Testing for CRP may lead to treatment creep
If you pay attention to health news, you've probably heard about c-reactive protein (CRP). You may recall headlines touting a blood test for CRP; a 2002 story in the New York Times, for example, hailed it as "better than cholesterol in predicting heart disease risk." You may even have asked your doctor to test your CRP level.
Not so fast, caution several DMS researchers. They set out to study the impact that widespread CRP testing would have on the prescribing of lipid-lowering medication—and were alarmed by the results.
Harm: The investigators concluded that at least 25 million Americans at low risk for cardiac problems would suddenly become eligible for cholesterol-lowering drugs if today's criterion for elevated CRP were added to prescription guidelines. "This worries us," says Lisa Schwartz, M.D., one of the authors of the study, "because we don't know if exposing these people to cholesterol medications will do more good than harm." She concedes that some observational studies have found that reducing CRP levels led to improved outcomes for patients with established heart disease. But, she adds, there have been no randomized trials demonstrating that such drugs benefit those whose only indication for treatment is elevated CRP.
Furthermore, says coauthor Steven Woloshin, M.D., "nearly two-thirds of Americans at high risk for a myocardial infarction or cardiac heart disease death are not taking lipidlowering medications. Before expanding treatment to include more low-risk patients for whom treatment benefit is not established," he adds, "we should ensure the treatment of high-risk patients where the benefit of therapy is clear." The study, also coauthored by H. Gilbert Welch, M.D., M.P.H, and Kevin Kerin, M.D., was published in the Journal of General Internal Medicine.
Liver: C-reactive protein, produced in the liver, is a marker for systemic inflammation. A study in the New England Journal of Medicine in 2002 suggested
"We thought people were jumping on the bandwagon too early."
that high CRP might be a stronger predictor of cardiovascular problems than LDL ("bad") cholesterol. What implicates CRP is that an inflammatory response may occur when LDL lodges in arterial walls. The inflammation, in turn, promotes LDL plaque that can rupture, creating clots and sparking heart attacks.

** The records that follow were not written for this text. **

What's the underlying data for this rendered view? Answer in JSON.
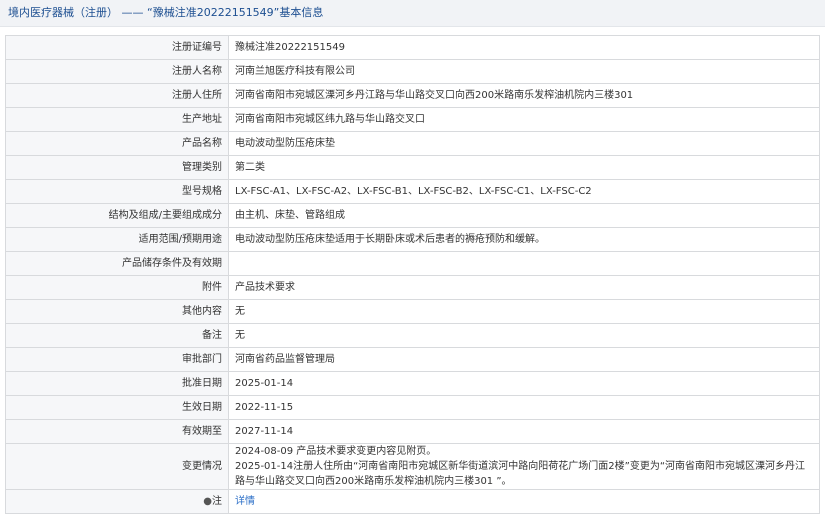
{
  "header": {
    "title": "境内医疗器械（注册）",
    "separator": "——",
    "subtitle": "“豫械注准20222151549”基本信息"
  },
  "rows": [
    {
      "key": "reg_no",
      "label": "注册证编号",
      "value": "豫械注准20222151549"
    },
    {
      "key": "registrant",
      "label": "注册人名称",
      "value": "河南兰旭医疗科技有限公司"
    },
    {
      "key": "registrant_address",
      "label": "注册人住所",
      "value": "河南省南阳市宛城区溧河乡丹江路与华山路交叉口向西200米路南乐发榨油机院内三楼301"
    },
    {
      "key": "production_address",
      "label": "生产地址",
      "value": "河南省南阳市宛城区纬九路与华山路交叉口"
    },
    {
      "key": "product_name",
      "label": "产品名称",
      "value": "电动波动型防压疮床垫"
    },
    {
      "key": "category",
      "label": "管理类别",
      "value": "第二类"
    },
    {
      "key": "models",
      "label": "型号规格",
      "value": "LX-FSC-A1、LX-FSC-A2、LX-FSC-B1、LX-FSC-B2、LX-FSC-C1、LX-FSC-C2"
    },
    {
      "key": "composition",
      "label": "结构及组成/主要组成成分",
      "value": "由主机、床垫、管路组成"
    },
    {
      "key": "scope",
      "label": "适用范围/预期用途",
      "value": "电动波动型防压疮床垫适用于长期卧床或术后患者的褥疮预防和缓解。"
    },
    {
      "key": "storage",
      "label": "产品储存条件及有效期",
      "value": ""
    },
    {
      "key": "attachments",
      "label": "附件",
      "value": "产品技术要求"
    },
    {
      "key": "other",
      "label": "其他内容",
      "value": "无"
    },
    {
      "key": "remarks",
      "label": "备注",
      "value": "无"
    },
    {
      "key": "approval_dept",
      "label": "审批部门",
      "value": "河南省药品监督管理局"
    },
    {
      "key": "approval_date",
      "label": "批准日期",
      "value": "2025-01-14"
    },
    {
      "key": "effective_date",
      "label": "生效日期",
      "value": "2022-11-15"
    },
    {
      "key": "expiry_date",
      "label": "有效期至",
      "value": "2027-11-14"
    }
  ],
  "changes": {
    "label": "变更情况",
    "lines": [
      "2024-08-09 产品技术要求变更内容见附页。",
      "2025-01-14注册人住所由“河南省南阳市宛城区新华街道滨河中路向阳荷花广场门面2楼”变更为“河南省南阳市宛城区溧河乡丹江",
      "路与华山路交叉口向西200米路南乐发榨油机院内三楼301 ”。"
    ]
  },
  "note": {
    "icon": "bullet-icon",
    "icon_glyph": "●",
    "label": "注",
    "link_text": "详情"
  },
  "colors": {
    "header_text": "#1d4f91",
    "label_bg": "#f6f7f9",
    "border": "#d8dadd",
    "link": "#2a6ec7"
  }
}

Since 2002, interest in CRP has soared. Use of the test among Medicare patients tripled from 145,000 in 2002 to 454,000 in 2004. And a consensus panel of the Centers for Disease Control and Prevention (CDC) and the American Heart Association (AHA), while not calling for universal CRP testing agreed that it might guide the prescribing of lipid-lowering drugs for some people at moderate risk for heart disease.
"We got interested in [CRP testing]," says Schwartz, "because we thought people were jumping on the bandwagon much too early," without understanding the pros and cons of screening. And there are cons, says Woloshin, to casting an ever-wider
net for precursors to disease. "The downsides," he explains, "are that you scare people and maybe give them medications [that will do them no good]."
Sample: The study was based on the 1999- 2002 National Health and Nutrition Examination Study (NHANES), an annual survey of a sample of the U.S. population. The team identified 2,778 participants with sufficient data to be assigned to one of four risk categories for coronary heart disease (CHD). To assign them, they used several resources, including a National Cholesterol Education Program (NCEP) algorithm. The two highrisk groups—including people with CHD or its equivalent—came to about 35% of the sample, which extrapolates to some 53 million adult Americans. The two low-risk groups came to about 65% of the sample, representing some 100 million individuals.
Under current NCEP guidelines, which do not include a CRP criterion, most of the people in the two high-risk categories were already eligible for lipid-lowering drugs on the basis of their LDL levels. But only 12% of those in the two low-risk categories would qualify for drugs.
Drugs: Applying a conservative CRP criterion of 3 milligrams per liter of blood (mg/l) to those at intermediate risk of CHD—a "narrow" strategy, according to the CDCAHA panel—would make 2.1 million more people eligible for lipid-lowering drugs. And under the "broad" strategy recommended by proponents of CRP tests—that is, treating anyone whose level exceeds 3 mg/l, whether or not they meet NCEP criteria—would make another 25.3 million individuals candidates for medication.
The magnitude of those numbers surprised the researchers, all of them members of the VA Outcomes Group. And they were even more startled by the discovery that while a majority of those in the high-risk groups are not being treated for their high LDL levels—a proven risk factor for CHD—more than 40% of those at lowest risk are taking cholesterol- lowering drugs.